A 5X5 workout, five sets of five repetitions of specific exercises, is a systematic strength training program designed to build muscle mass, burn fat and lose weight. Mehdi Hadim, author and creator of the website StrongLifts, outlines this workout in conjunction with a specific diet plan. He stresses eight nutritional rules to help you be successful in a 5x5 workout program.
Eat a Healthy Breakfast
By starting out your day with a good breakfast, you will be less hungry and less likely to snack throughout the day. The StrongLifts diet suggests that you stay away from carbohydrates such as cereals for breakfast. Vegetable omelets with feta cheese and spices, cottage cheese with fruit and chopped nuts, or a fruit smoothie with whey are all good options for your breakfast.
Eat Every Three Hours
This diet recommends that you eat smaller meals every three hours. A suggested meal schedule might be breakfast, lunch, dinner, after your workout and before bedtime, with two snacks in between. Going longer between meals may cause you to overeat to satisfy your hunger. Suggestions for snacks are nuts, carrots or fruit with low-fat yogurt.

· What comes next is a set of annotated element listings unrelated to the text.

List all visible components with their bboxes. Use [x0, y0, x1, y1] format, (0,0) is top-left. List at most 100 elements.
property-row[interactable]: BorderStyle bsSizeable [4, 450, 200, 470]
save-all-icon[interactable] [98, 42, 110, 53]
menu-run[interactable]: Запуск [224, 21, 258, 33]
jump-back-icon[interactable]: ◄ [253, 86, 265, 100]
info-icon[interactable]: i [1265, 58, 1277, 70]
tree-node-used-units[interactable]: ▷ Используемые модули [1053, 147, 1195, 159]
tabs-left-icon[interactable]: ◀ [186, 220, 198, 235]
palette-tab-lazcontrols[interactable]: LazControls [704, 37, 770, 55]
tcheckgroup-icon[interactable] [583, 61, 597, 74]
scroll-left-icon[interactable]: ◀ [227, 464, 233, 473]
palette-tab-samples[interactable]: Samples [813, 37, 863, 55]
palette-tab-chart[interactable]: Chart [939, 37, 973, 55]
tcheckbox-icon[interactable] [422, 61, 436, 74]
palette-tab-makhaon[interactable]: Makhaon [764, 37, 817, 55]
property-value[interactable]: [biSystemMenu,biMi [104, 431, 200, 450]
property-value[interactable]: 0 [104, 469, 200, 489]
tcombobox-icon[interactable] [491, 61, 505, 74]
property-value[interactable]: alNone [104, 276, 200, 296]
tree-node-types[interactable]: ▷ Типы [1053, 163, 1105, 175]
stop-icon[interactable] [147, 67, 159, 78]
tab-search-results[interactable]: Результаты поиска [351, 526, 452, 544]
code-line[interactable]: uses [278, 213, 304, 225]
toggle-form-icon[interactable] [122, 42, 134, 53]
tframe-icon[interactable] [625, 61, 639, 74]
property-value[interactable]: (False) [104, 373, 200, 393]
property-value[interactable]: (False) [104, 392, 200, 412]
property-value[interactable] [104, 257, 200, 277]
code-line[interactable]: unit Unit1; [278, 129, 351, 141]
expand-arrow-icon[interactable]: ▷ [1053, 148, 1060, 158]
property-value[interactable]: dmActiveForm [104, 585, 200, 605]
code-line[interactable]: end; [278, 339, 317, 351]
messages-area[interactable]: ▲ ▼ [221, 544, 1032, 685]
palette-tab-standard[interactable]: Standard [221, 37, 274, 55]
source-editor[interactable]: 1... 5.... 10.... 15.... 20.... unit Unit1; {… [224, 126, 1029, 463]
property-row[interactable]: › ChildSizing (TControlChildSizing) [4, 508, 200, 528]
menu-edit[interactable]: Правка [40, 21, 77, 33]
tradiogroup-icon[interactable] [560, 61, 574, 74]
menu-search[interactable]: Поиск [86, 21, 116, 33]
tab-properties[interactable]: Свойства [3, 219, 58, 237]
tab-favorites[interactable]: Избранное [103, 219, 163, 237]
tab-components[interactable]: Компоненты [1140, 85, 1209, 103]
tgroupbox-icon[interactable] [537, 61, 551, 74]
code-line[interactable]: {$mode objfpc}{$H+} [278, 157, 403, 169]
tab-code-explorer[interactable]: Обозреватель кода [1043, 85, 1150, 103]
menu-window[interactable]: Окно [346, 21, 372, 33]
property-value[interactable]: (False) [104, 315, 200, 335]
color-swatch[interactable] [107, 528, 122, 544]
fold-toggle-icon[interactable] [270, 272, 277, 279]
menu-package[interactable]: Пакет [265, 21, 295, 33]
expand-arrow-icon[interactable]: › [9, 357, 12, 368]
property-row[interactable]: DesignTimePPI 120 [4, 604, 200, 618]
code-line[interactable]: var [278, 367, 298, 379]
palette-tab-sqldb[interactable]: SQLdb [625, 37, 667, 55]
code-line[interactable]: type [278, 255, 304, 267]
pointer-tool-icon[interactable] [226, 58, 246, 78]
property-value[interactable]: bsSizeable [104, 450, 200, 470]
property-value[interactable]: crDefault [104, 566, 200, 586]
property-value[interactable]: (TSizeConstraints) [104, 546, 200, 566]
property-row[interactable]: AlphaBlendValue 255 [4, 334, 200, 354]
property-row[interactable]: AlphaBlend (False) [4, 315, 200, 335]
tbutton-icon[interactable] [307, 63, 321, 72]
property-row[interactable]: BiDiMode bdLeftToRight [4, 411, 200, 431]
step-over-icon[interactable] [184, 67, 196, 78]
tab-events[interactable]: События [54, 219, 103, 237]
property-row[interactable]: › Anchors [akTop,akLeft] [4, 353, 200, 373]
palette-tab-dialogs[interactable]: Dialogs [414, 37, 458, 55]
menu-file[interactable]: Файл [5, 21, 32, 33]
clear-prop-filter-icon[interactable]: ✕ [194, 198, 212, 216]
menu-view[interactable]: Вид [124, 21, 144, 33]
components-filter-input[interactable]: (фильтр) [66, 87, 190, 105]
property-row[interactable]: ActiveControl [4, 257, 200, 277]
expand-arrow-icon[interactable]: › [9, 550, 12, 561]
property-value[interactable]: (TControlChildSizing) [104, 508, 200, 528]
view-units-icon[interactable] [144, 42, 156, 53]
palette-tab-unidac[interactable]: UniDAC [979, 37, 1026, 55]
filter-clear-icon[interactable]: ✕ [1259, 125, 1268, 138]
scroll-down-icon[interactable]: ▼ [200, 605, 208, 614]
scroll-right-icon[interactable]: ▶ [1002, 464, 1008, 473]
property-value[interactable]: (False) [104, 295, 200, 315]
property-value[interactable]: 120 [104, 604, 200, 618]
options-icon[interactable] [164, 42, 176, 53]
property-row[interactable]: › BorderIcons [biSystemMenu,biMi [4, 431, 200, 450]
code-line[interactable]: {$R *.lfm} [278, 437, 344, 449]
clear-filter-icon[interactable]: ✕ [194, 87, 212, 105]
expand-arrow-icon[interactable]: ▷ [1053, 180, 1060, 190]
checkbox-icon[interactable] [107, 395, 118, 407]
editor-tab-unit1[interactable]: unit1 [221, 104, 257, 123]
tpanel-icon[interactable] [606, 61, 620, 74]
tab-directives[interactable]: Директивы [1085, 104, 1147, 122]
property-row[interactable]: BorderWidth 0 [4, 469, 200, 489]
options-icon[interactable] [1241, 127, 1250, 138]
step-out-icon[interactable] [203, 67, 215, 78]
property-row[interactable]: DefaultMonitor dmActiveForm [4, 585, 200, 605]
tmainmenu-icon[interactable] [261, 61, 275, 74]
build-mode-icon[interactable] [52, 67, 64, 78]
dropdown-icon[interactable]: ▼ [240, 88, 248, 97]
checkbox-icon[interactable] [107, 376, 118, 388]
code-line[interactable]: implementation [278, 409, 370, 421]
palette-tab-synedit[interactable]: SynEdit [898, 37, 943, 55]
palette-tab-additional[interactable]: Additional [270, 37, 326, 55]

Include Protein in Every Meal
Building muscles and losing fat requires protein, and in the StrongLifts diet you should have 1 g for every 1 lb. you weigh. For example, if you weigh 150 lbs., eat 150 g of protein each day. Sources of protein include beef, pork, chicken, tuna, salmon, eggs, milk, cheese and yogurt. If you are a vegetarian, you can get your daily intake from beans, peas, peanut butter, nuts, pumpkin seeds, soy milk, whole grains, vegetables and protein powder.
Include Fruits and Vegetables in Every Meal
In addition to being low in calories, fruits and vegetables are an excellent source of antioxidants, minerals, vitamins and fiber. Many help prevent heart and eye diseases and bone and muscle loss. Because they are low in calories, the risk of gaining weight from eating large quantities is slim.
Eat Carbohydrates after Workouts
The StrongLifts diet calls for eating only one portion of carbohydrates, and that it be after your workout. However, if you are thin and trying to gain weight, you eat twice as many carbs after working out. Carbohydrate options include pasta, potatoes, bread and rice. Substitute whole grains for white-flour starches.
Eat Healthy Fats
Healthy fats improve fat loss and should be included in your meals, StrongLifts says. Avoid artificial trans-fats. Your daily intake of food should balance saturated, monounsaturated and polyunsaturated fats. Saturated fats are found in red meats, butter and eggs. The American Heart Association states that monounsaturated fats help lower your risk of heart disease and stroke. Examples of foods high in these fats are extra virgin olive oil, avocados and mixed nuts. Foods high in polyunsaturated fats include mixed nuts and fatty fish such as salmon and trout.
You need to stay hydrated by drinking water throughout the day. Suggested intake is 1 cup of water when you first wake up, 2 cups with each of your meals and several sips during your workouts. Water on an empty stomach keeps you from feeling hungry and wanting to snack. An acceptable substitute for water is green tea.
Eat Whole Foods
Whole foods are unprocessed and have no added sugar, trans fats or other artificial chemicals. They are fresh and as close as possible to their original state. Examples include fresh meat, poultry, eggs, vegetables and fruits. This StrongLifts diet plan suggests you eat whole foods 90 percent of the time. If you limit your intake of sugary sodas, alcohol and processed junk food to 10 percent of the time, in a week when you eat seven small meals a day, you could have five junk-food meals.